/mir2j

An attempt to write a MIR (Medium Internal Representation) to Java translator

Primary LanguageCMIT LicenseMIT

MIR2j Project

The goal of this project is to make C applications/libraries work in a JVM. There are already projects that do this:

It should be possible to do the same thing with MIR but with a much smaller footprint.

At first, I thought it wasn't a good idea (for me) to start generating bytecodes because I needed to understand how MIR works and experiment with trial and error (and also because I haven't found a good bytecode manipulation library in pure c). So I decided to generate Java sources for now.

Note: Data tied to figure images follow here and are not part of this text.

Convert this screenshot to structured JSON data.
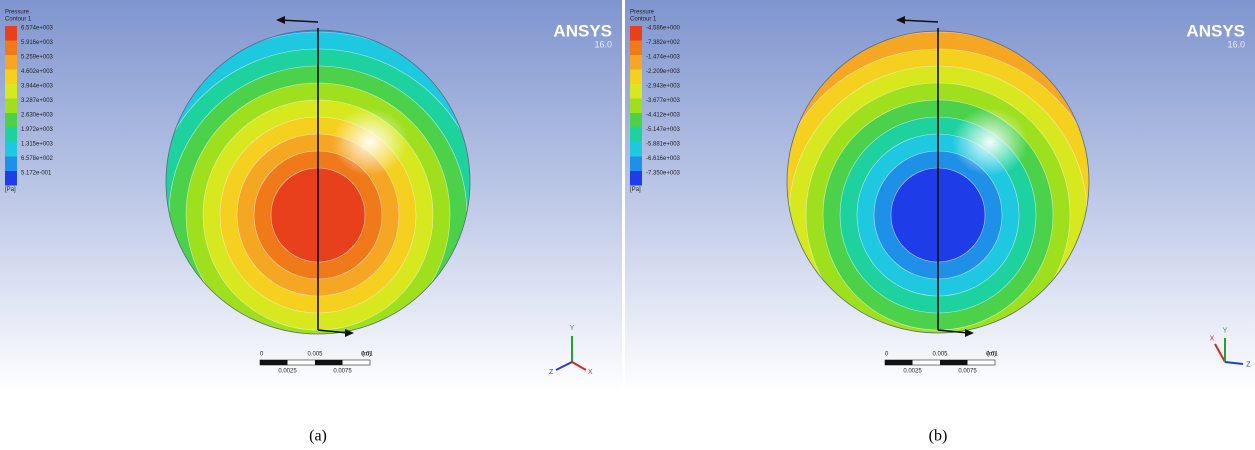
{
  "panels": [
    {
      "legend": {
        "title": "Pressure",
        "subtitle": "Contour 1",
        "labels": [
          "6.574e+003",
          "5.916e+003",
          "5.259e+003",
          "4.602e+003",
          "3.944e+003",
          "3.287e+003",
          "2.630e+003",
          "1.972e+003",
          "1.315e+003",
          "6.578e+002",
          "5.172e-001"
        ],
        "unit": "[Pa]"
      },
      "logo": {
        "name": "ANSYS",
        "version": "16.0"
      },
      "scale": {
        "top": [
          "0",
          "0.005",
          "0.01"
        ],
        "unit": "(m)",
        "bottom": [
          "0.0025",
          "0.0075"
        ]
      },
      "triad": [
        "Y",
        "Z",
        "X"
      ],
      "caption": "(a)"
    },
    {
      "legend": {
        "title": "Pressure",
        "subtitle": "Contour 1",
        "labels": [
          "-4.586e+000",
          "-7.382e+002",
          "-1.474e+003",
          "-2.209e+003",
          "-2.943e+003",
          "-3.677e+003",
          "-4.412e+003",
          "-5.147e+003",
          "-5.881e+003",
          "-6.616e+003",
          "-7.350e+003"
        ],
        "unit": "[Pa]"
      },
      "logo": {
        "name": "ANSYS",
        "version": "16.0"
      },
      "scale": {
        "top": [
          "0",
          "0.005",
          "0.01"
        ],
        "unit": "(m)",
        "bottom": [
          "0.0025",
          "0.0075"
        ]
      },
      "triad": [
        "X",
        "Y",
        "Z"
      ],
      "caption": "(b)"
    }
  ]
}
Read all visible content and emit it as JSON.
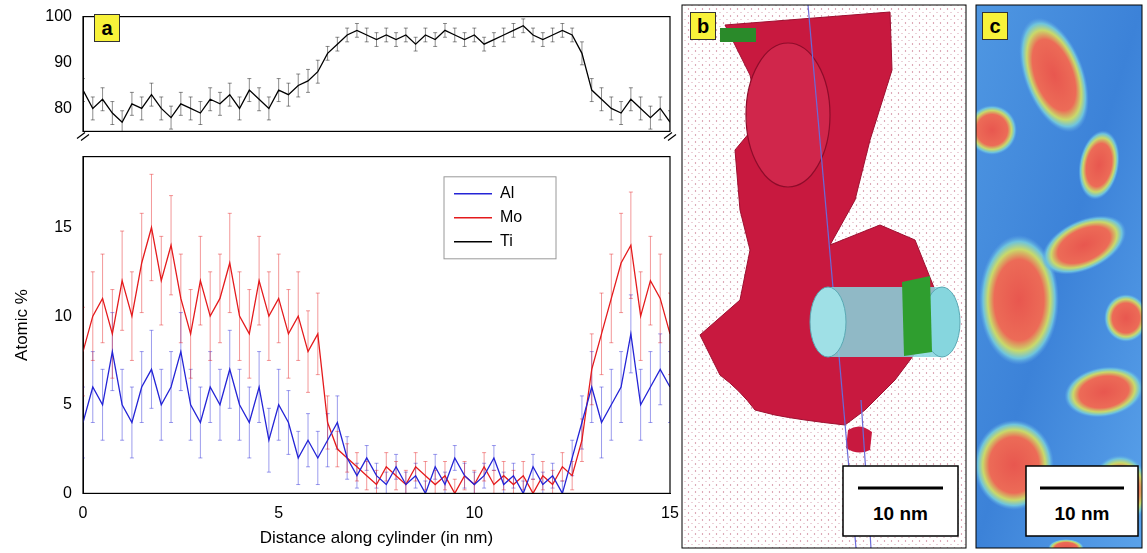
{
  "panel_labels": [
    "a",
    "b",
    "c"
  ],
  "scale_bars": [
    "10 nm",
    "10 nm"
  ],
  "chart_data": {
    "type": "line",
    "x_label": "Distance along cylinder (in nm)",
    "y_label": "Atomic %",
    "x": [
      0,
      0.25,
      0.5,
      0.75,
      1,
      1.25,
      1.5,
      1.75,
      2,
      2.25,
      2.5,
      2.75,
      3,
      3.25,
      3.5,
      3.75,
      4,
      4.25,
      4.5,
      4.75,
      5,
      5.25,
      5.5,
      5.75,
      6,
      6.25,
      6.5,
      6.75,
      7,
      7.25,
      7.5,
      7.75,
      8,
      8.25,
      8.5,
      8.75,
      9,
      9.25,
      9.5,
      9.75,
      10,
      10.25,
      10.5,
      10.75,
      11,
      11.25,
      11.5,
      11.75,
      12,
      12.25,
      12.5,
      12.75,
      13,
      13.25,
      13.5,
      13.75,
      14,
      14.25,
      14.5,
      14.75,
      15
    ],
    "series": [
      {
        "name": "Al",
        "color": "#2424d6",
        "values": [
          4,
          6,
          5,
          8,
          5,
          4,
          6,
          7,
          5,
          6,
          8,
          5,
          4,
          6,
          5,
          7,
          5,
          4,
          6,
          3,
          5,
          4,
          2,
          3,
          2,
          3,
          4,
          2,
          1,
          2,
          1,
          0.5,
          1.5,
          0.5,
          1,
          0,
          1.5,
          0.5,
          2,
          1,
          0.5,
          1,
          2,
          0.5,
          1,
          0,
          1.5,
          0.5,
          1,
          0,
          2,
          4,
          6,
          4,
          5,
          6,
          9,
          5,
          6,
          7,
          6
        ],
        "errors": [
          2,
          2,
          2,
          2.2,
          2,
          2,
          2,
          2.2,
          2,
          2,
          2.2,
          2,
          2,
          2,
          2,
          2.2,
          2,
          2,
          2,
          1.8,
          2,
          1.8,
          1.5,
          1.5,
          1.5,
          1.5,
          1.5,
          1.2,
          0.7,
          0.7,
          0.7,
          0.7,
          0.7,
          0.7,
          0.7,
          0.7,
          0.7,
          0.7,
          0.7,
          0.7,
          0.7,
          0.7,
          0.7,
          0.7,
          0.7,
          0.7,
          0.7,
          0.7,
          0.7,
          0.7,
          1,
          1.5,
          2,
          2,
          2,
          2,
          2.2,
          2,
          2,
          2,
          2
        ]
      },
      {
        "name": "Mo",
        "color": "#e41a1c",
        "values": [
          8,
          10,
          11,
          9,
          12,
          10,
          13,
          15,
          12,
          14,
          11,
          9,
          12,
          10,
          11,
          13,
          10,
          9,
          12,
          10,
          11,
          9,
          10,
          8,
          9,
          4,
          2.5,
          2,
          1.5,
          1,
          0.5,
          1.5,
          1,
          0.5,
          1.5,
          1,
          0.5,
          1,
          0,
          1,
          0.5,
          1.5,
          0.5,
          1,
          0.5,
          1,
          0,
          1,
          0.5,
          1.5,
          1,
          3,
          7,
          9,
          11,
          13,
          14,
          10,
          12,
          11,
          9
        ],
        "errors": [
          2.5,
          2.5,
          2.5,
          2.5,
          2.8,
          2.5,
          2.8,
          3,
          2.5,
          2.8,
          2.5,
          2.5,
          2.5,
          2.5,
          2.5,
          2.8,
          2.5,
          2.5,
          2.5,
          2.5,
          2.5,
          2.5,
          2.5,
          2.3,
          2.3,
          1.5,
          1,
          0.8,
          0.8,
          0.8,
          0.8,
          0.8,
          0.8,
          0.8,
          0.8,
          0.8,
          0.8,
          0.8,
          0.8,
          0.8,
          0.8,
          0.8,
          0.8,
          0.8,
          0.8,
          0.8,
          0.8,
          0.8,
          0.8,
          0.8,
          0.8,
          1.2,
          2,
          2.3,
          2.5,
          2.8,
          3,
          2.5,
          2.5,
          2.5,
          2.3
        ]
      },
      {
        "name": "Ti",
        "color": "#000000",
        "axis": "y2",
        "values": [
          84,
          80,
          82,
          79,
          77,
          81,
          80,
          83,
          80,
          78,
          81,
          80,
          79,
          82,
          81,
          83,
          80,
          84,
          82,
          80,
          84,
          83,
          85,
          86,
          88,
          92,
          94,
          96,
          97,
          96,
          95,
          96,
          95,
          96,
          94,
          96,
          95,
          97,
          96,
          95,
          96,
          94,
          95,
          96,
          97,
          98,
          96,
          95,
          96,
          97,
          96,
          92,
          84,
          82,
          80,
          79,
          82,
          80,
          78,
          80,
          77
        ],
        "errors": [
          2.5,
          2.5,
          2.5,
          2.5,
          2.5,
          2.5,
          2.5,
          2.5,
          2.5,
          2.5,
          2.5,
          2.5,
          2.5,
          2.5,
          2.5,
          2.5,
          2.5,
          2.5,
          2.5,
          2.5,
          2.5,
          2.5,
          2.5,
          2.5,
          2.5,
          1.5,
          1.5,
          1.5,
          1.5,
          1.5,
          1.5,
          1.5,
          1.5,
          1.5,
          1.5,
          1.5,
          1.5,
          1.5,
          1.5,
          1.5,
          1.5,
          1.5,
          1.5,
          1.5,
          1.5,
          1.5,
          1.5,
          1.5,
          1.5,
          1.5,
          1.5,
          2.5,
          2.5,
          2.5,
          2.5,
          2.5,
          2.5,
          2.5,
          2.5,
          2.5,
          2.5
        ]
      }
    ],
    "xlim": [
      0,
      15
    ],
    "xticks": [
      0,
      5,
      10,
      15
    ],
    "ylim": [
      0,
      19
    ],
    "yticks": [
      0,
      5,
      10,
      15
    ],
    "y2lim": [
      75,
      100
    ],
    "y2ticks": [
      80,
      90,
      100
    ],
    "legend": "upper right",
    "grid": false
  }
}
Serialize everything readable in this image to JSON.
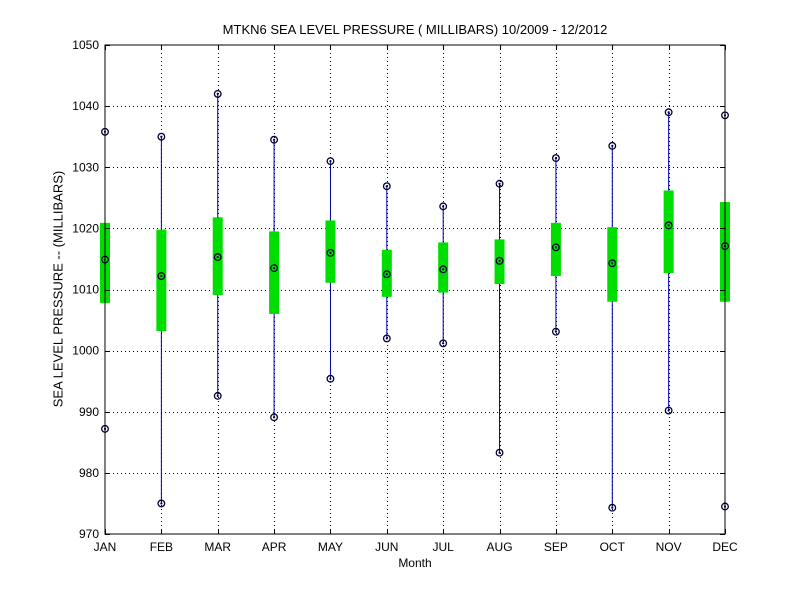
{
  "chart_data": {
    "type": "box",
    "title": "MTKN6  SEA LEVEL PRESSURE ( MILLIBARS) 10/2009 - 12/2012",
    "xlabel": "Month",
    "ylabel": "SEA LEVEL PRESSURE -- (MILLIBARS)",
    "ylim": [
      970,
      1050
    ],
    "yticks": [
      970,
      980,
      990,
      1000,
      1010,
      1020,
      1030,
      1040,
      1050
    ],
    "grid": true,
    "categories": [
      "JAN",
      "FEB",
      "MAR",
      "APR",
      "MAY",
      "JUN",
      "JUL",
      "AUG",
      "SEP",
      "OCT",
      "NOV",
      "DEC"
    ],
    "series": [
      {
        "min": [
          987.2,
          975.0,
          992.6,
          989.1,
          995.4,
          1002.0,
          1001.2,
          983.3,
          1003.1,
          974.3,
          990.2,
          974.5
        ],
        "q1": [
          1007.8,
          1003.2,
          1009.1,
          1006.0,
          1011.1,
          1008.8,
          1009.5,
          1010.9,
          1012.2,
          1008.0,
          1012.7,
          1008.0
        ],
        "median": [
          1014.9,
          1012.2,
          1015.3,
          1013.5,
          1016.0,
          1012.5,
          1013.3,
          1014.7,
          1016.9,
          1014.3,
          1020.5,
          1017.1
        ],
        "q3": [
          1020.9,
          1019.8,
          1021.8,
          1019.5,
          1021.3,
          1016.5,
          1017.7,
          1018.2,
          1020.9,
          1020.2,
          1026.2,
          1024.3
        ],
        "max": [
          1035.8,
          1035.0,
          1042.0,
          1034.5,
          1031.0,
          1026.9,
          1023.6,
          1027.3,
          1031.5,
          1033.5,
          1039.0,
          1038.5
        ]
      }
    ],
    "colors": {
      "box": "#00dd00",
      "whisker": "#0000aa",
      "marker": "#000033",
      "grid": "#000000"
    }
  }
}
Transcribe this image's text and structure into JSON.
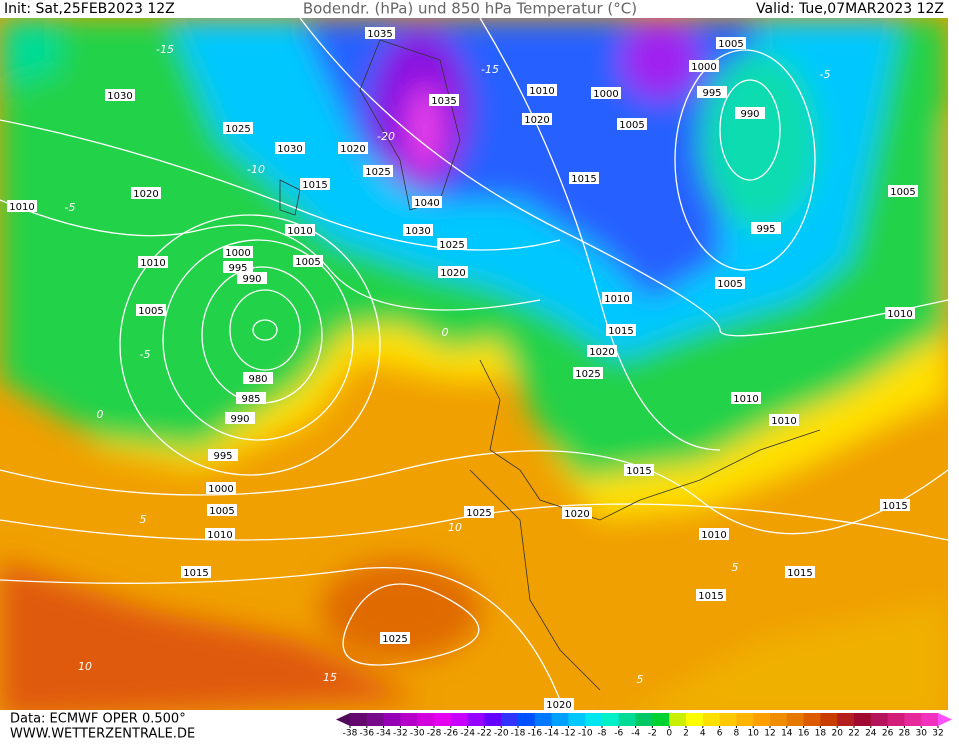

Another advantage is that we could also easily generate sources for languages close to Java syntax like C# or Dart.

LLVM IR / C => MIR => Java Sources

Because there is no goto instruction at source level, the program flow is based on a loop with switch/case statements.

public void doSomething() {
  while(true) {
    switch(label) {
    case 1:
     ....
    case 2:
      label = 1; // goto L1;
      break;
    }
  }
}  

Memory is a giant byte array (byte[]) with this structure: DATA | STACK | HEAP. It seems to me than putting the heap at the end helps to minimize memory footprint when a program is not allocating on the heap.

The C Standard library will be implemented in two places : a Runtime class (only printf and alloca yet) and a single C file for the other common functions which don't require an interaction with the subsystem (like string manipulations)

Currently the code is in its early stages, but the sieve.c example can already be converted and works fine.

Issues

When calling functions passing structures by value, the following behavior has been observed:

If the size of the structure is less than 16 bytes, then c2mir generates functions which return 2 values of 8 bytes to avoid allocating a block of memory on the stack.

If the size of the structure is greater than 16 bytes, c2mir allocates a memory block on the stack in which the values of the structure are written.

Until this problem is fixed, you should modify your C source code so that structures are always larger than 16 bytes (ugly)